Marta miró atónita a Próculo y luego a Rafael, para terminar otra vez en los ojos del cura.
—¿Se puede hacer eso? —balbució.
—Creo que no habrá problema. Alfonso Benítez me ha insistido mucho en que te necesita en el hotel de inmediato, y me ha recalcado que no tendrás queja en el sueldo. —Alzó las cejas antes de continuar—. Personalmente, lo considero una bicoca; me ha hablado de más de dos mil pesetas…, a la semana.
Rafael frunció el ceño asombrado.
—Eh, ¡dime dónde es eso, que me apunto!
Sus palabras cayeron en la nada, como si no las hubiera pronunciado. Marta seguía mirando de hito en hito al sacerdote para entender qué era lo que realmente quería.
—Pero ¿y Antonio?, no le va a gustar que yo…

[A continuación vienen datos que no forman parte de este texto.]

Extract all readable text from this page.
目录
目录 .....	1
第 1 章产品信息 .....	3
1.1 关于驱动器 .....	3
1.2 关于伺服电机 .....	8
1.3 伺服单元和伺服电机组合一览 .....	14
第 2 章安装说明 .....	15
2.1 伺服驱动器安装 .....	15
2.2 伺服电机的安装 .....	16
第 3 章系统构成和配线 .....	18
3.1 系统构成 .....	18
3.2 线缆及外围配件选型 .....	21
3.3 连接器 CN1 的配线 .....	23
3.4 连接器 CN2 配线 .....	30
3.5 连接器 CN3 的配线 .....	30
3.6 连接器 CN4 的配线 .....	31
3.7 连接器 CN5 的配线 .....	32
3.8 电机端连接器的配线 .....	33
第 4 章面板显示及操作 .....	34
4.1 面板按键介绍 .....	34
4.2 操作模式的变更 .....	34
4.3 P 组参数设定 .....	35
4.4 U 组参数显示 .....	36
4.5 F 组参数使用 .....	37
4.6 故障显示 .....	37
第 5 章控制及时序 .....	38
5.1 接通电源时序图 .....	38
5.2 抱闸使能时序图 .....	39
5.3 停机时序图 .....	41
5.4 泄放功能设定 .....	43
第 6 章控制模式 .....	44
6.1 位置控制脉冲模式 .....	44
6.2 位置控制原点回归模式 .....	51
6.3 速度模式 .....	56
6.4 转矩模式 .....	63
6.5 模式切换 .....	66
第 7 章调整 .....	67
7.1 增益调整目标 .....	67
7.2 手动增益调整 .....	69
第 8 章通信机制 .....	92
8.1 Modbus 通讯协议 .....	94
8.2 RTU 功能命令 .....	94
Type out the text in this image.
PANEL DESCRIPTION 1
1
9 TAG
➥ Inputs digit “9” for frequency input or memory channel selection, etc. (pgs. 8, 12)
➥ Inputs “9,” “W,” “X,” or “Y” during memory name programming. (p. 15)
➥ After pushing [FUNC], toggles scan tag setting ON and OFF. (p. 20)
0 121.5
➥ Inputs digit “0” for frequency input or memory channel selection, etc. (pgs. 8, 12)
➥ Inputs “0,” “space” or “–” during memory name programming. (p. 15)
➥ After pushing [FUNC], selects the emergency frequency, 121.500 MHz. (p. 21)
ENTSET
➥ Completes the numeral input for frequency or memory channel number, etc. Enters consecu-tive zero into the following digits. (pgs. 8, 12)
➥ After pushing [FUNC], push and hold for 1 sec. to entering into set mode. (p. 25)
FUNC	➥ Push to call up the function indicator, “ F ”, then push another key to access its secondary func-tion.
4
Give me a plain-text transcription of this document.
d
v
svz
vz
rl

—Bueno, tu marido no estará en condiciones de hablar del tema en una buena temporada, así que en principio y hasta su recuperación no es conveniente preocuparle o alterarle con asuntos cotidianos. Por ahora, tienes mi aprobación y tendrás mi amparo cuando llegue el momento de dar explicaciones. El que una mujer intente ganar limpiamente un dinero para ayudar a su familia ni es pecado ni delito, al contrario, dice mucho de ti… No pensarás quedarte aquí en esta sala de espera viendo pasar las horas y los días hasta que Antonio pueda mantenerte de nuevo… —calló un instante antes de continuar, condescendiente—. Hay que luchar, Marta, ahora te toca a ti llevar las riendas de tu casa hasta que pueda retomarlas tu marido.
Ella aceptó desconcertada, con la sensación de que iba a hacer algo malo y a espaldas de su marido enfermo e internado en un hospital de contagiosos.